I don’t like to wait. Waiting means I have to… well… wait. And who has time to wait in this world?
We live in an instant culture—instant messages, instant photos, instant deliveries, instant responses. We track our groceries in real time because God forbid we should have to… wait.
And yet Advent arrives right in the busiest season of the year inviting us to do exactly that.
Advent is an act of resistance.
Advent is the season of preparation for the birth of Christ, observed during the four Sundays leading up to Christmas. Each week focuses on a guiding principle: hope, peace, joy, and love. It’s a time to slow down, reflect, and prepare our hearts, inviting intentional waiting into a world that tells us to rush.
These past few years have prepared many of us for Advent in ways we didn’t ask for. We’ve waited through uncertainty, through illness, through shifting routines, through news cycles that never seemed to stop. We waited for updates, for justice, for healing, for connection, for clarity, for closure, for breath. Life has felt like a wait-fest.
But in the midst of all this waiting, something else surfaced: the weight.
Waiting has a way of bringing us face to face with what we’ve been carrying—perfectionism, overextension, control, fear, guilt, grief, exhaustion.
I’ve had to learn, slowly, to release some of those weights.
Life keeps teaching me that carrying more doesn’t make me stronger—it simply makes me tired.
Scripture reminds us:
“But those who wait for the Lord shall renew their strength…” — Isaiah 40:31
“Let us lay aside every weight… and run with perseverance…” — Hebrews 12:1
This Advent, our waiting is not wasted.

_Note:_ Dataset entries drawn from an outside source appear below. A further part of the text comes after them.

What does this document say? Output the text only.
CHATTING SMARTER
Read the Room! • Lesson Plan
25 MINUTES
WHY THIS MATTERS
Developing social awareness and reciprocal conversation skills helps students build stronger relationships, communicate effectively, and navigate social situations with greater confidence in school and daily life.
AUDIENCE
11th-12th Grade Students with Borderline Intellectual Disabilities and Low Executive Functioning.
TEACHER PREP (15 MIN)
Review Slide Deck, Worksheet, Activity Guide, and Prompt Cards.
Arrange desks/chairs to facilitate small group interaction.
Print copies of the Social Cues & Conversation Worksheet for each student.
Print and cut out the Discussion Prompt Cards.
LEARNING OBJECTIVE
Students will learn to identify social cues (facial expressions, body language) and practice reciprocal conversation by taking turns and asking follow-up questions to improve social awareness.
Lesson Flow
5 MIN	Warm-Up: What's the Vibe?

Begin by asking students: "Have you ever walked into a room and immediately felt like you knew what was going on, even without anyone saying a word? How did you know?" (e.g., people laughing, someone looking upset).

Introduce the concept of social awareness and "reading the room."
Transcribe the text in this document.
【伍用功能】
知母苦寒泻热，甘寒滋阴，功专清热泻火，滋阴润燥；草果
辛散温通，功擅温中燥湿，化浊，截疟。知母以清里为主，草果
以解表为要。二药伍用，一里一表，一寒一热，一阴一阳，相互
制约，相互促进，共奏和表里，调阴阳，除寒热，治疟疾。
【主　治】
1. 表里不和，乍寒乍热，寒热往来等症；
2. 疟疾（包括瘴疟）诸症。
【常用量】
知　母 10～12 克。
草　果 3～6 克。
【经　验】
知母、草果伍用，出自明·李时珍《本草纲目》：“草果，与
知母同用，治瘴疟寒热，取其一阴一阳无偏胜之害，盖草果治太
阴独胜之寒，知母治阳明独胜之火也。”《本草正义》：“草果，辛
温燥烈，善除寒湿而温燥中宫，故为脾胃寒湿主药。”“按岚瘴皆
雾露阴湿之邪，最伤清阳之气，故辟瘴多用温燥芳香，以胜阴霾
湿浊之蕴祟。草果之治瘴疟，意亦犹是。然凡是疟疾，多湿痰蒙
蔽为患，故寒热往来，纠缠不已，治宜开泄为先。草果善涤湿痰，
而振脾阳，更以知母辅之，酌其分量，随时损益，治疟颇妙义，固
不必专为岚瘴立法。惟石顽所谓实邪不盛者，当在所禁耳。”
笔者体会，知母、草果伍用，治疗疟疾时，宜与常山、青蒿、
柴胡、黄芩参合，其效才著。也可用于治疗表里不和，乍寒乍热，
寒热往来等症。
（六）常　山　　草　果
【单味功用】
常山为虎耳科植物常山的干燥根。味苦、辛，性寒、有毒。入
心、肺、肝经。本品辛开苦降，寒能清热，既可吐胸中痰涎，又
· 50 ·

Waiting can sharpen our vision and soften our hearts. It helps us notice who’s weary, who needs encouragement, who needs a moment of grace. It gives us room to bless ourselves—and others—with patience, presence, and compassion.
So as we move through this season, may we: look
• Slow down long enough to notice what we’re carrying
• Release the weights that are too heavy to hold
• Offer kindness to our own souls
• Extend gentleness to those around us who are waiting too
May we remember that the holy often arrives quietly, in the pauses we resist and the stillness we avoid.